There was a sound coming from their left where the trees became more dense. Silently they brothers stalked the sound. A familiar cart had been forced back into the woods with such power a tree was leaning precariously and one whole plank had been sheared from the vehicle. A few minutes of careful walking took them to a pair of horses, still yoked, nibbling at some autumn berries.
Daniel opened his mouth to wonder aloud at the presence of the cart and horses, but Caleb held up a hand to stop him. There was still that other sound, out passed the horses. As they trudged along in silence, Daniel felt a thrum from the key fob that controlled the camouflage on the time machine. They were almost to the place where it was parked. Daniel felt his stomach drop as it occurred to him the sound and the proximity of their ride might be related.
Less than twenty feet from the boulder the brothers recognized as the time machine, they found Henry the Smith gagged and bound to a tree. The man was crying but did not seem injured. It took Daniel a second to realize that there was a piece of duct tape over Henry’s mouth.
He inhaled sharply and looked at Caleb. “Could we have done this?”

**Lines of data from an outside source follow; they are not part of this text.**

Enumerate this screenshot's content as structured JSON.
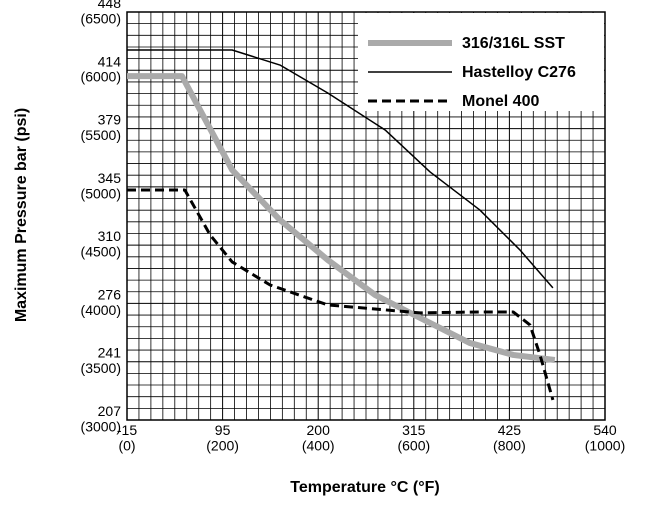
{
  "chart_data": {
    "type": "line",
    "xlabel": "Temperature °C (°F)",
    "ylabel": "Maximum Pressure bar (psi)",
    "xlim": [
      0,
      1000
    ],
    "xticks": [
      {
        "value": 0,
        "label": "-15\n(0)"
      },
      {
        "value": 200,
        "label": "95\n(200)"
      },
      {
        "value": 400,
        "label": "200\n(400)"
      },
      {
        "value": 600,
        "label": "315\n(600)"
      },
      {
        "value": 800,
        "label": "425\n(800)"
      },
      {
        "value": 1000,
        "label": "540\n(1000)"
      }
    ],
    "ylim": [
      3000,
      6500
    ],
    "yticks": [
      {
        "value": 3000,
        "label": "207\n(3000)"
      },
      {
        "value": 3500,
        "label": "241\n(3500)"
      },
      {
        "value": 4000,
        "label": "276\n(4000)"
      },
      {
        "value": 4500,
        "label": "310\n(4500)"
      },
      {
        "value": 5000,
        "label": "345\n(5000)"
      },
      {
        "value": 5500,
        "label": "379\n(5500)"
      },
      {
        "value": 6000,
        "label": "414\n(6000)"
      },
      {
        "value": 6500,
        "label": "448\n(6500)"
      }
    ],
    "grid": true,
    "legend": "upper right",
    "series": [
      {
        "name": "316/316L SST",
        "color": "#aaaaaa",
        "style": "thick",
        "x": [
          0,
          115,
          220,
          320,
          420,
          519,
          613,
          717,
          808,
          895
        ],
        "values": [
          5950,
          5950,
          5145,
          4716,
          4373,
          4073,
          3876,
          3661,
          3558,
          3515
        ]
      },
      {
        "name": "Hastelloy C276",
        "color": "#000000",
        "style": "thin",
        "x": [
          0,
          220,
          320,
          420,
          540,
          634,
          738,
          822,
          891
        ],
        "values": [
          6174,
          6174,
          6045,
          5805,
          5488,
          5128,
          4802,
          4459,
          4133
        ]
      },
      {
        "name": "Monel 400",
        "color": "#000000",
        "style": "dashed",
        "x": [
          0,
          121,
          174,
          220,
          299,
          420,
          613,
          738,
          808,
          843,
          864,
          891
        ],
        "values": [
          4973,
          4973,
          4587,
          4356,
          4159,
          3987,
          3919,
          3927,
          3927,
          3816,
          3558,
          3172
        ]
      }
    ]
  }
}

Caleb helped the man to his feet. Henry seemed grateful not angry, which relieved Daniel for the moment that they had not tied him up. Then, after a long confusing conversation, the brothers came to understand that the horses ran the cart into the trees and then broke the pin in their fever to escape. A strange and terrible noise and light had spooked them. Henry had been thrown from the cart when it stuck in the trees. He didn’t know anything after that until the moment he woke up tied to the tree, far from his cart.

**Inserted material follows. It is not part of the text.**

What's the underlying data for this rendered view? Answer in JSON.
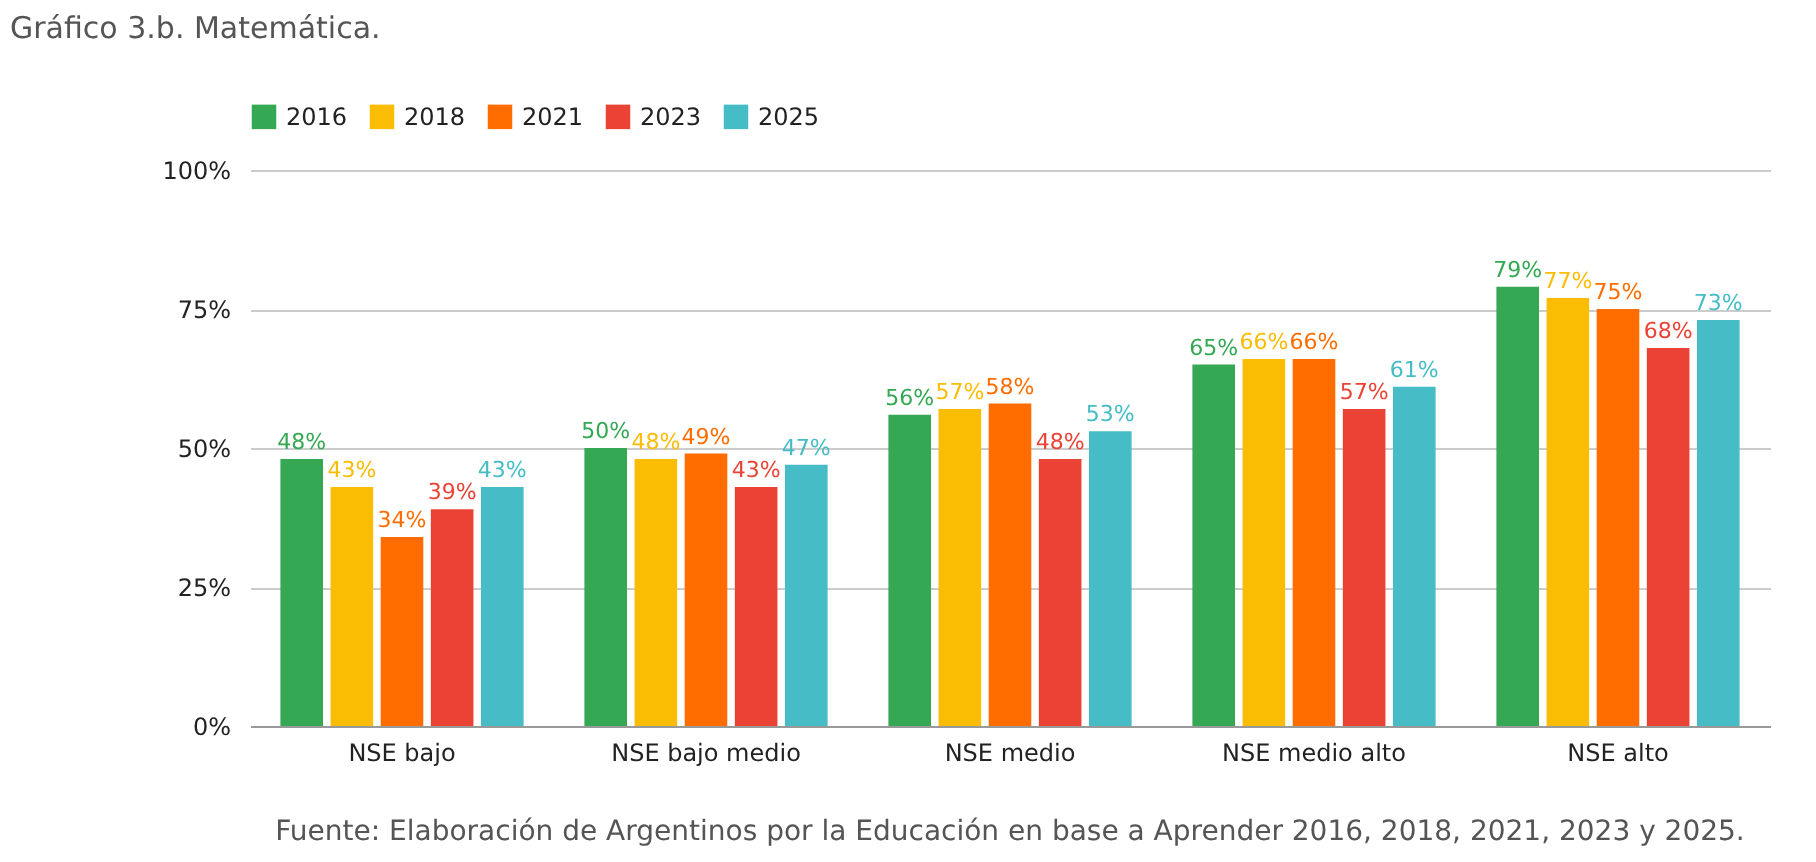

The brothers spent two hours helping him get back on the road, noting that this time he headed toward Perth and not Crieff. Then they slogged, exhausted back to their time travel boulder to head home.
When Daniel clicked the button to turn off the camouflage, a strange grey square remained. Leaning in to the square the Keller brothers recognized it as duct tape, with the a note scribbled on it in an unfamiliar hand.